DESCRIPTION (provided by applicant): Mycobacterium tuberculosis is a leading AIDS-related infectious disease killer worldwide. Tuberculosis is a disease of multiple pathologic stages, and hence M. tb. must possess multiple adaptive genetic strategies to survive in these differing environments. Understanding the organism's pathogenesis mechanisms during these disease stages is the surest way to develop better diagnostics, vaccines, and drugs which are critically needed for patients with TB and TB/HIV. We have genetically interrupted 5 M. tb. sigma factor genes, identified the genes which they regulate by using microarray technology and assessed their virulence in mice. Among these alternative sigma factors there is functional redundancy in that upon infection of mice 4 of the 5 mutants show the immunopathology phenotype of attenuation in which mycobacterial counts are maintained at high level but there is a significant delay in mortality and in disease progression in the lungs. In the first aim, we will explore the immunopathology defect demonstrated by several of the sigma factor knockout mutants. The roles of known mediators of TB control such as nitric oxide, TNF-alpha, interferon-gamma and phagocyte oxidase will be examined using the M. tb. deltasigH and other knockout mutants which display the immunopathology phenotype.
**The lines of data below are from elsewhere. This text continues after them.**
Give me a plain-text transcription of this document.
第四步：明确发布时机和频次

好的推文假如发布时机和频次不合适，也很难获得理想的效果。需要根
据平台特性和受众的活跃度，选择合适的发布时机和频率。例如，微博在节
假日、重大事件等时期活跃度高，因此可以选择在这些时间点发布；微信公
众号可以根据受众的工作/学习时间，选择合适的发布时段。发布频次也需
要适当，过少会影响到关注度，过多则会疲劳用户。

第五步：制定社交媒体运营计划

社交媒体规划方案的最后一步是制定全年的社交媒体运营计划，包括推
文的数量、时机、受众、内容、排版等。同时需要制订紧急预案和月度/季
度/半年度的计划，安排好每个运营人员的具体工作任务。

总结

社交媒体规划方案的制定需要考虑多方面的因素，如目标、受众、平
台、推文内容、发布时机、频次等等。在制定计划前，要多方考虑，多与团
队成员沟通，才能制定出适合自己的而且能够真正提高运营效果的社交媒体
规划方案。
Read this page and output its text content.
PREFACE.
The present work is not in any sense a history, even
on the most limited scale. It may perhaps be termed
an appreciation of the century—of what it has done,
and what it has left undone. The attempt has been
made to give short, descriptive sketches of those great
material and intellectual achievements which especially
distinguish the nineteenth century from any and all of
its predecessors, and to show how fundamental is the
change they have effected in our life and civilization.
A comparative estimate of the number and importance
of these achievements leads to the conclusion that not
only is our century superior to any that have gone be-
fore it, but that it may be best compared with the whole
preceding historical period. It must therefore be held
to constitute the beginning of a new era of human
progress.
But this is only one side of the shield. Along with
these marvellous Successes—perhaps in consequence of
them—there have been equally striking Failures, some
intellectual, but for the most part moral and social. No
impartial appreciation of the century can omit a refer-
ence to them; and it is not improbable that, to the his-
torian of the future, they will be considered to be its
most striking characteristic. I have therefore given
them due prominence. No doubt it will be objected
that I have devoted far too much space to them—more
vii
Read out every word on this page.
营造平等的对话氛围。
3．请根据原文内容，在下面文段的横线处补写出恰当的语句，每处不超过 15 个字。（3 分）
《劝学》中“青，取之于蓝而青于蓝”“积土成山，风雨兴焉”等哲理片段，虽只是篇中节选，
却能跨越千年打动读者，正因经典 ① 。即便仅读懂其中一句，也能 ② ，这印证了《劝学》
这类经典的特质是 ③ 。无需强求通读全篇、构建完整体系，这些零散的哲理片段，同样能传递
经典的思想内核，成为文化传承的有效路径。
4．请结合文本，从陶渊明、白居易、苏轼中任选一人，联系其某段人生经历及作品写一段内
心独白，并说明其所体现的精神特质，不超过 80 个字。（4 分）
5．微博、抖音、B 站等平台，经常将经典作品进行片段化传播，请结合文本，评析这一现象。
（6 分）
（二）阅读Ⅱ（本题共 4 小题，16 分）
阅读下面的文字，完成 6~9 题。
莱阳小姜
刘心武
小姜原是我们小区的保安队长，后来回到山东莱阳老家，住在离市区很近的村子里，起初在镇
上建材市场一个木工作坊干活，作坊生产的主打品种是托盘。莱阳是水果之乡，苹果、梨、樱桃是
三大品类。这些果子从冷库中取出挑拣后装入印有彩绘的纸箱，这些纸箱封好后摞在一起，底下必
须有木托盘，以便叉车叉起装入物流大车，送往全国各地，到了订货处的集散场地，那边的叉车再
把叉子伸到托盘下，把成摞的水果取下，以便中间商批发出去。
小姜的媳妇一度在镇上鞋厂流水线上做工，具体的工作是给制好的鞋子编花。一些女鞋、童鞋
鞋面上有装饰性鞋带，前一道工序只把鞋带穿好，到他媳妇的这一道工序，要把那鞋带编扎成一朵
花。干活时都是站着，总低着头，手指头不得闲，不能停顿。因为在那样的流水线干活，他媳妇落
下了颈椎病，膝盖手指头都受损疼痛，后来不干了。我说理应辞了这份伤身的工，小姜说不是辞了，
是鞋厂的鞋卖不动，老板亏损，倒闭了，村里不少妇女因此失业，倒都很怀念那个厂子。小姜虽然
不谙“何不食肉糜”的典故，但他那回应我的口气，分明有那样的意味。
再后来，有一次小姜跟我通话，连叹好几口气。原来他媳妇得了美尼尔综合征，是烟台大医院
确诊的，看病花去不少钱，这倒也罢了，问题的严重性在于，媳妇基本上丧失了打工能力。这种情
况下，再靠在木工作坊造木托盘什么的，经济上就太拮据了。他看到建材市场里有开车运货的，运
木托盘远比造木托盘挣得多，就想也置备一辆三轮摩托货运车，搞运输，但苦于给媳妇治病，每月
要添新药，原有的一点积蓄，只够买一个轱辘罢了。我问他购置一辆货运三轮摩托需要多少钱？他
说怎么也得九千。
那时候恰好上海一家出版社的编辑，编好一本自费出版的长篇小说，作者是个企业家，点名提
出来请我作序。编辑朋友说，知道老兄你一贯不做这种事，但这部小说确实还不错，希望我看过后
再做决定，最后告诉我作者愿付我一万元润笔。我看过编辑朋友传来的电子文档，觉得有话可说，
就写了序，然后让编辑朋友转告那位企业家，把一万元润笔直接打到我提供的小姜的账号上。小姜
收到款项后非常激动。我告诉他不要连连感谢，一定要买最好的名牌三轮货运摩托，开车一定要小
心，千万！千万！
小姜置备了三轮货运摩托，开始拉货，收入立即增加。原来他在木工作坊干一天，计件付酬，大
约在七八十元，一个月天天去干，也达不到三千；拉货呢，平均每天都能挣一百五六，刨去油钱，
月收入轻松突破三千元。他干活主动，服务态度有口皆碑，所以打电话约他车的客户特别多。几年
Second, we will refine our understanding of these sigma factor regulons by studying expression profiles under stress conditions, by biochemical analysis of transcription, by constructing double knockout mutants, and through conditional expression of sigma factors. We will address whether there is sufficient ECF promoter consensus degeneracy to permit redundant sigma factor control of dependent genes or whether there are distal mediators which remain to be discovered. Finally, in the 3rd aim we will explore the modulation of sigma factor activity by studying anti-sigma factors. We will study the effect of AsiA, a phage-encoded anti-sigma factor which binds to RNA polymerase, remodels it, and alters its promoter specificity. We will seek to determine whether AsiA or portions of it have a transcription-specificity modifying effect in mycobacteria. We will also study the role of a novel sigma factor-regulator in M. tb, Rv1364c, which our data show is required for resistance to SDS stress. Advancing our understanding ofM. tb sigma factors and their related regulators will help establish key adaptive mechanisms in the pathogenesis of TB.

描述（由申请人提供）：结核分枝杆菌是全球主要的艾滋病相关传染病杀手。结核病是一种多病理阶段的疾病，因此M。TB.必须拥有多种适应性遗传策略才能在这些不同的环境中生存。了解这些疾病阶段生物体的发病机制是开发结核病和结核病/艾滋病毒患者急需的更好的诊断方法、疫苗和药物的最可靠方法。我们在基因上中断了5 M。TB. sigma因子基因，通过使用微阵列技术鉴定它们调节的基因，并评估它们在小鼠中的毒力。在这些替代的σ因子中，存在功能冗余，因为在感染小鼠后，5种突变体中的4种显示出减毒的免疫病理学表型，其中分枝杆菌计数维持在高水平，但死亡率和肺部疾病进展显著延迟。在第一个目标中，我们将探索由几个sigma因子敲除突变体所证明的免疫病理学缺陷。结核控制的已知介质如一氧化氮、TNF-α、干扰素-γ和吞噬细胞氧化酶的作用将使用M。TB. deltasigH和其它显示免疫病理表型的敲除突变体。其次，我们将通过研究应激条件下的表达谱，通过转录的生化分析，通过构建双敲除突变体，以及通过条件性表达sigma因子来完善我们对这些sigma因子调节子的理解。我们将讨论是否有足够的ECF启动子共识简并允许冗余西格玛因子控制的依赖基因或是否有远端介质仍有待发现。最后，在第三个目标中，我们将通过研究反西格玛因素来探索西格玛因素活动的调节。我们将研究AsiA的作用，AsiA是一种噬菌体编码的抗σ因子，它与RNA聚合酶结合，重塑RNA聚合酶，并改变其启动子特异性。我们将试图确定AsiA或其部分是否在分枝杆菌中具有转录特异性修饰作用。我们还将研究一种新的西格玛因子调节剂在M。tb，Rv 1364 c，我们的数据表明，这是所需的抗SDS胁迫。加深对M的理解。tb sigma因子及其相关调节因子将有助于建立结核病发病机制中的关键适应机制。